In early 2017, Zoom was estimated at $1 billion.  Zoom had formally listed the Unicorn club in January 2017 and brought $100 million in Series D funding from Sequoia Capital at a billion dollar valuation.  The announcement was linked with the release of Zoom 4.0. According to Yuan, the company would be investing in portions that need development and banking the investment, rather than preparing a project with these funds, since Zoom has had a cash-flow-positive status in the last quarter.  On April 24, 2017, Zoom stated the release of the first scalable telehealth product, permitting doctors to attend their patients through video for consultation. The Zoom for Telehealth, integrates with other healthcare applications within hospital infrastructures and provides a virtual waiting room for patients.  It allows for signed business associate agreements to keep HIPAA compliance for adopters. In May 2017, Zoom declared a partnership with Polycom through a new product, the Zoom Connector for Polycom. This new product integrated Zoom’s video meetings into Polycom’s conferencing systems, HD and wireless screen sharing, enabling features such as multiple screens and device meetings, and calendar integration with Outlook, Google Calendar, and iCal.
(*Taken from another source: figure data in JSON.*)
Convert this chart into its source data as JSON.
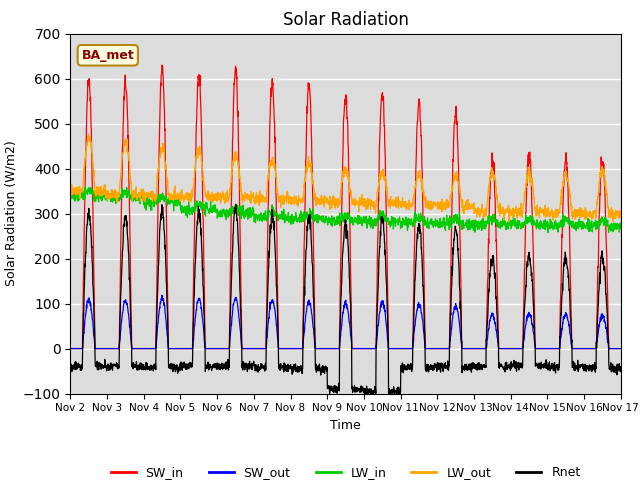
{
  "title": "Solar Radiation",
  "ylabel": "Solar Radiation (W/m2)",
  "xlabel": "Time",
  "ylim": [
    -100,
    700
  ],
  "yticks": [
    -100,
    0,
    100,
    200,
    300,
    400,
    500,
    600,
    700
  ],
  "annotation": "BA_met",
  "background_color": "#dcdcdc",
  "legend_labels": [
    "SW_in",
    "SW_out",
    "LW_in",
    "LW_out",
    "Rnet"
  ],
  "line_colors": [
    "red",
    "blue",
    "#00cc00",
    "orange",
    "black"
  ],
  "num_days": 15,
  "points_per_day": 144
}
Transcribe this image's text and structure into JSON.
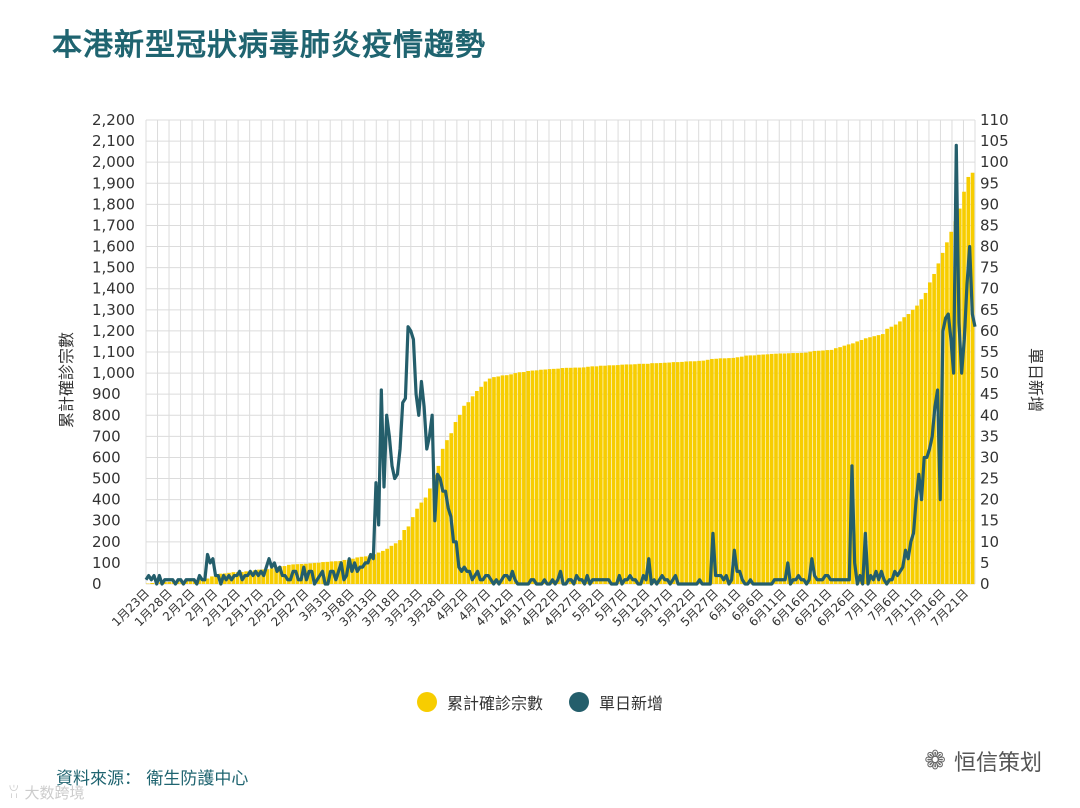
{
  "title": "本港新型冠狀病毒肺炎疫情趨勢",
  "source": "資料來源： 衛生防護中心",
  "watermark": {
    "brand": "恒信策划",
    "corner": "ꂨ 大数跨境"
  },
  "colors": {
    "bar": "#f7cd00",
    "line": "#245e6b",
    "grid": "#dcdcdc"
  },
  "chart_data": {
    "type": "bar",
    "title": "本港新型冠狀病毒肺炎疫情趨勢",
    "left_axis": {
      "label": "累計確診宗數",
      "range": [
        0,
        2200
      ],
      "ticks": [
        0,
        100,
        200,
        300,
        400,
        500,
        600,
        700,
        800,
        900,
        1000,
        1100,
        1200,
        1300,
        1400,
        1500,
        1600,
        1700,
        1800,
        1900,
        2000,
        2100,
        2200
      ]
    },
    "right_axis": {
      "label": "單日新增",
      "range": [
        0,
        110
      ],
      "ticks": [
        0,
        5,
        10,
        15,
        20,
        25,
        30,
        35,
        40,
        45,
        50,
        55,
        60,
        65,
        70,
        75,
        80,
        85,
        90,
        95,
        100,
        105,
        110
      ]
    },
    "x_ticks": [
      "1月23日",
      "1月28日",
      "2月2日",
      "2月7日",
      "2月12日",
      "2月17日",
      "2月22日",
      "2月27日",
      "3月3日",
      "3月8日",
      "3月13日",
      "3月18日",
      "3月23日",
      "3月28日",
      "4月2日",
      "4月7日",
      "4月12日",
      "4月17日",
      "4月22日",
      "4月27日",
      "5月2日",
      "5月7日",
      "5月12日",
      "5月17日",
      "5月22日",
      "5月27日",
      "6月1日",
      "6月6日",
      "6月11日",
      "6月16日",
      "6月21日",
      "6月26日",
      "7月1日",
      "7月6日",
      "7月11日",
      "7月16日",
      "7月21日"
    ],
    "legend": [
      "累計確診宗數",
      "單日新增"
    ],
    "legend_position": "bottom",
    "series": [
      {
        "name": "累計確診宗數",
        "type": "bar",
        "axis": "left",
        "values": [
          2,
          5,
          8,
          8,
          10,
          10,
          12,
          13,
          15,
          15,
          17,
          18,
          21,
          24,
          26,
          36,
          42,
          49,
          50,
          53,
          56,
          56,
          57,
          60,
          62,
          65,
          68,
          69,
          70,
          74,
          81,
          84,
          85,
          91,
          93,
          94,
          95,
          96,
          98,
          100,
          101,
          104,
          105,
          107,
          108,
          109,
          114,
          115,
          120,
          126,
          129,
          131,
          137,
          141,
          149,
          157,
          167,
          181,
          193,
          208,
          256,
          273,
          317,
          357,
          386,
          410,
          453,
          518,
          560,
          641,
          682,
          715,
          768,
          802,
          845,
          862,
          890,
          915,
          935,
          960,
          974,
          981,
          984,
          989,
          990,
          994,
          1000,
          1004,
          1005,
          1010,
          1012,
          1013,
          1016,
          1017,
          1019,
          1020,
          1021,
          1024,
          1025,
          1025,
          1026,
          1026,
          1027,
          1030,
          1032,
          1032,
          1035,
          1035,
          1037,
          1037,
          1038,
          1040,
          1041,
          1041,
          1042,
          1044,
          1044,
          1044,
          1047,
          1047,
          1048,
          1049,
          1050,
          1052,
          1052,
          1053,
          1055,
          1056,
          1056,
          1058,
          1059,
          1063,
          1067,
          1068,
          1070,
          1070,
          1071,
          1072,
          1075,
          1078,
          1083,
          1084,
          1084,
          1087,
          1088,
          1089,
          1091,
          1092,
          1093,
          1093,
          1094,
          1095,
          1095,
          1096,
          1097,
          1102,
          1105,
          1106,
          1107,
          1109,
          1110,
          1118,
          1123,
          1130,
          1136,
          1141,
          1150,
          1157,
          1165,
          1170,
          1175,
          1180,
          1185,
          1210,
          1220,
          1230,
          1245,
          1265,
          1280,
          1300,
          1320,
          1350,
          1380,
          1430,
          1470,
          1520,
          1570,
          1620,
          1670,
          1720,
          1780,
          1860,
          1930,
          1950
        ]
      },
      {
        "name": "單日新增",
        "type": "line",
        "axis": "right",
        "values": [
          1,
          2,
          1,
          2,
          0,
          2,
          0,
          1,
          1,
          1,
          1,
          0,
          1,
          1,
          0,
          1,
          1,
          1,
          1,
          0,
          2,
          1,
          1,
          7,
          5,
          6,
          2,
          2,
          0,
          2,
          1,
          2,
          1,
          2,
          2,
          3,
          1,
          2,
          2,
          3,
          2,
          3,
          2,
          3,
          2,
          4,
          6,
          4,
          5,
          3,
          4,
          2,
          2,
          1,
          1,
          3,
          3,
          1,
          1,
          4,
          1,
          3,
          3,
          0,
          1,
          2,
          3,
          0,
          0,
          3,
          3,
          1,
          3,
          5,
          1,
          2,
          6,
          3,
          5,
          3,
          4,
          4,
          5,
          5,
          7,
          6,
          24,
          14,
          46,
          23,
          40,
          35,
          28,
          25,
          26,
          32,
          43,
          44,
          61,
          60,
          58,
          45,
          40,
          48,
          42,
          32,
          35,
          40,
          15,
          26,
          25,
          22,
          22,
          18,
          16,
          10,
          10,
          4,
          3,
          4,
          3,
          3,
          1,
          2,
          3,
          1,
          1,
          2,
          2,
          1,
          0,
          1,
          0,
          1,
          2,
          2,
          1,
          3,
          1,
          0,
          0,
          0,
          0,
          0,
          1,
          1,
          0,
          0,
          0,
          1,
          0,
          0,
          1,
          0,
          1,
          3,
          0,
          0,
          1,
          1,
          0,
          2,
          1,
          1,
          0,
          2,
          0,
          1,
          1,
          1,
          1,
          1,
          1,
          1,
          0,
          0,
          0,
          2,
          0,
          1,
          1,
          2,
          1,
          1,
          0,
          0,
          2,
          1,
          6,
          0,
          1,
          0,
          1,
          2,
          1,
          1,
          0,
          1,
          2,
          0,
          0,
          0,
          0,
          0,
          0,
          0,
          0,
          1,
          0,
          0,
          0,
          0,
          12,
          2,
          2,
          2,
          1,
          2,
          0,
          1,
          8,
          3,
          3,
          1,
          0,
          0,
          1,
          0,
          0,
          0,
          0,
          0,
          0,
          0,
          0,
          1,
          1,
          1,
          1,
          1,
          5,
          0,
          1,
          1,
          2,
          1,
          1,
          0,
          1,
          6,
          2,
          1,
          1,
          1,
          2,
          2,
          1,
          1,
          1,
          1,
          1,
          1,
          1,
          1,
          28,
          5,
          0,
          2,
          0,
          12,
          0,
          2,
          1,
          3,
          1,
          3,
          1,
          0,
          1,
          1,
          3,
          2,
          3,
          4,
          8,
          6,
          10,
          12,
          20,
          26,
          20,
          30,
          30,
          32,
          35,
          42,
          46,
          20,
          60,
          63,
          64,
          58,
          50,
          104,
          62,
          50,
          58,
          71,
          80,
          64,
          61
        ]
      }
    ]
  }
}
Marketwired issued a press release in August 2017, acknowledging Zoom’s passing of several milestones in company growth.  The highlights covered expanding its year-over-year revenue by 150% and customer base by 100%, hosting over 20 billion annualized meeting minutes (up from 6.9 billion last year), starting offices abroad in Sydney and the U.K., partnering and optimizing integrations with Polycom, Creston, and Cisco, and launching new innovations and enhancements to its platform including Zoom Rooms Scheduling Display and Zoom for Telehealth.  In addition, Zoom scored a 4.8/5 on Gartner Peer Insights and ranked 18th on the Forbes Cloud 100 List.

In September 2017, Zoom hosted Zoomtopia 2017, the company’s first year-end user conference.  Zoom declared partnerships and a series of new products, including a partnership with Meta to integrate Zoom with Augmented Reality, integration with Workplace by Facebook and Slack, and first steps towards an artificial intelligence speech-to-text converter.  In October 2017, the company proclaimed that Jonathan Chadwick had joined Zoom’s Board of Directors as an audit committee chair to supervise financial reporting and disclosure. On November 8, 2017, Zoom proclaimed Kelly Steckelberg, a CFO of Cisco’s WebEx Division and former CEO of Zoosk, had followed Zoom as the new Chief Financial Officer.  Zoom filed to go public in March 2019, on the NASDAQ and the company went public on April 18th, with shares up more than 72% with an IPO of $36 a share. The company was valued at just under $16 billion by the end of its IPO. Yuan own 20% of the shares, is tech’s newest billionaire with a stake worth about $2.9 billion.